The square was closed to traffic. The vehicles had to be rerouted around the village. Horns were honking, people shouting, and babies in carriages wailing.
It had been a long, drawn-out war from 1941 to 1945, and many men died on foreign fields. It was a bitter war, but we helped, with our allies, win that struggle for democracy.
Now, seventy-five years later, we are still not living in total peace in the world. There are wars and rumors of wars; kingdoms rising against kingdoms and men and women are still dying to preserve peace. Nothing seems to change over the years. Everything remains the same as it always was. I suppose chaos is present because man hasn’t changed in millennia.
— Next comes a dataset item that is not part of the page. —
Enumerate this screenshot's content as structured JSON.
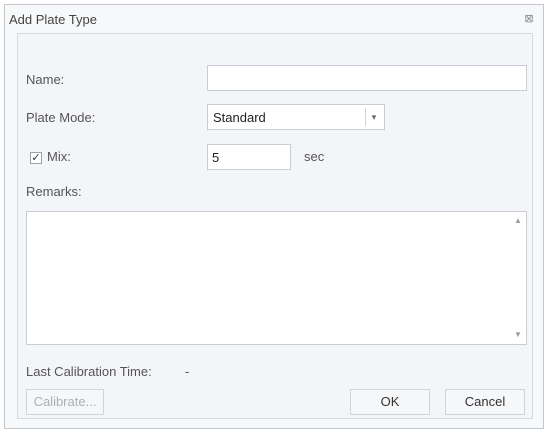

“Well, Tommy, we’ve seen a lot in the last seventy-five years,” Jake said.
“Yep, we sure have, Jake. I remember VJ Day like it was yesterday.”
“I know, but this is a new century. A new time, Jake. We’re octogenarians now it’s time to rest, relax and enjoy whatever time we have left.”
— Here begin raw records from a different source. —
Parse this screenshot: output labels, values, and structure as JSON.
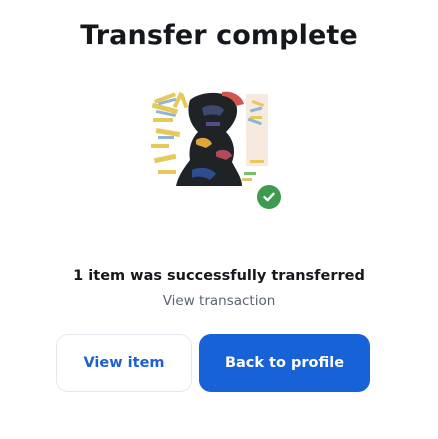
{
  "header": {
    "title": "Transfer complete"
  },
  "nft": {
    "status_icon": "check-circle-icon",
    "status_color": "#3d9a4f"
  },
  "result": {
    "message": "1 item was successfully transferred",
    "view_transaction_label": "View transaction"
  },
  "actions": {
    "view_item_label": "View item",
    "back_to_profile_label": "Back to profile"
  },
  "colors": {
    "primary": "#1762d7",
    "link_text": "#5b6470",
    "secondary_button_text": "#1e5fd6",
    "success": "#3d9a4f"
  }
}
“I don’t know about you, but I’ve booked a sky-diving experience with Buzz Hope.”
“Boy, you’re a daredevil, Tommy. I wouldn’t go up in an airplane let alone jump out of one.”
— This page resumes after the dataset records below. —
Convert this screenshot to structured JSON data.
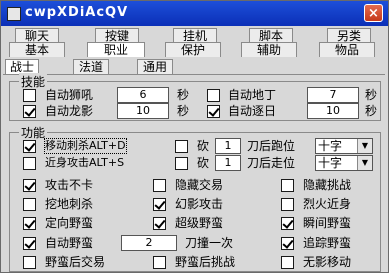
{
  "window": {
    "title": "cwpXDiAcQV",
    "close_label": "×"
  },
  "top_tabs_row1": [
    "聊天",
    "按键",
    "挂机",
    "脚本",
    "另类"
  ],
  "top_tabs_row2": [
    "基本",
    "职业",
    "保护",
    "辅助",
    "物品"
  ],
  "sub_tabs": [
    "战士",
    "法道",
    "通用"
  ],
  "skills": {
    "group_label": "技能",
    "items": [
      {
        "label": "自动狮吼",
        "checked": false,
        "value": "6",
        "unit": "秒"
      },
      {
        "label": "自动地丁",
        "checked": false,
        "value": "7",
        "unit": "秒"
      },
      {
        "label": "自动龙影",
        "checked": true,
        "value": "10",
        "unit": "秒"
      },
      {
        "label": "自动逐日",
        "checked": true,
        "value": "10",
        "unit": "秒"
      }
    ]
  },
  "functions": {
    "group_label": "功能",
    "row1": {
      "label": "移动刺杀ALT+D",
      "checked": true,
      "chop_label": "砍",
      "chop_checked": false,
      "chop_value": "1",
      "after_label": "刀后跑位",
      "select_value": "十字"
    },
    "row2": {
      "label": "近身攻击ALT+S",
      "checked": false,
      "chop_label": "砍",
      "chop_checked": false,
      "chop_value": "1",
      "after_label": "刀后走位",
      "select_value": "十字"
    },
    "grid": [
      {
        "label": "攻击不卡",
        "checked": true
      },
      {
        "label": "隐藏交易",
        "checked": false
      },
      {
        "label": "隐藏挑战",
        "checked": false
      },
      {
        "label": "挖地刺杀",
        "checked": false
      },
      {
        "label": "幻影攻击",
        "checked": true
      },
      {
        "label": "烈火近身",
        "checked": false
      },
      {
        "label": "定向野蛮",
        "checked": true
      },
      {
        "label": "超级野蛮",
        "checked": true
      },
      {
        "label": "瞬间野蛮",
        "checked": true
      }
    ],
    "auto_savage": {
      "label": "自动野蛮",
      "checked": true,
      "value": "2",
      "suffix": "刀撞一次"
    },
    "chase": {
      "label": "追踪野蛮",
      "checked": true
    },
    "bottom": [
      {
        "label": "野蛮后交易",
        "checked": false
      },
      {
        "label": "野蛮后挑战",
        "checked": false
      },
      {
        "label": "无影移动",
        "checked": false
      }
    ]
  }
}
“It’s gotta be a real thrill, Jake. I can’t wait.” Tommy jumped out of Buzz’s Cessna and landed in Wilson’s Field with only a sprained ankle landing.
Jake took up coin collecting along with his old hobby of climbing family trees on the Internet. He thought it was safer than skydiving.
Tommy asked, “So do you have any descendants that were in the Civil War, Jake?”
“Yep, my uncle Amos Field. He was in the Maine 25th CoB a nine-month unit out of Yarmouth and North Yarmouth,”
“Was he at Gettysburg or Antietam?”
“Nope. His unit didn’t see any action. They built battlements around the White House.”
“How are you coming with your numismatic hobby?”
“I just started, but I got three rolls of pennies at the bank, and guess what?”
“In one of the rolls, I found a 1955 double-strike penny in very good condition. It is worth $1250.”
“Wow, I think I’ll go into the coin collecting business if it pays that well.”
Jake woke to a gray sky and misting rain. “Rain and gray skies always make me doleful,” he said to no one. Jake went over to the bank and purchased eight new rolls of pennies. It would take him a couple of days to go through those rolls. However, he was retired; an octogenarian widower with nothing but time on his hands.
Tommy drove over to the diner for lunch.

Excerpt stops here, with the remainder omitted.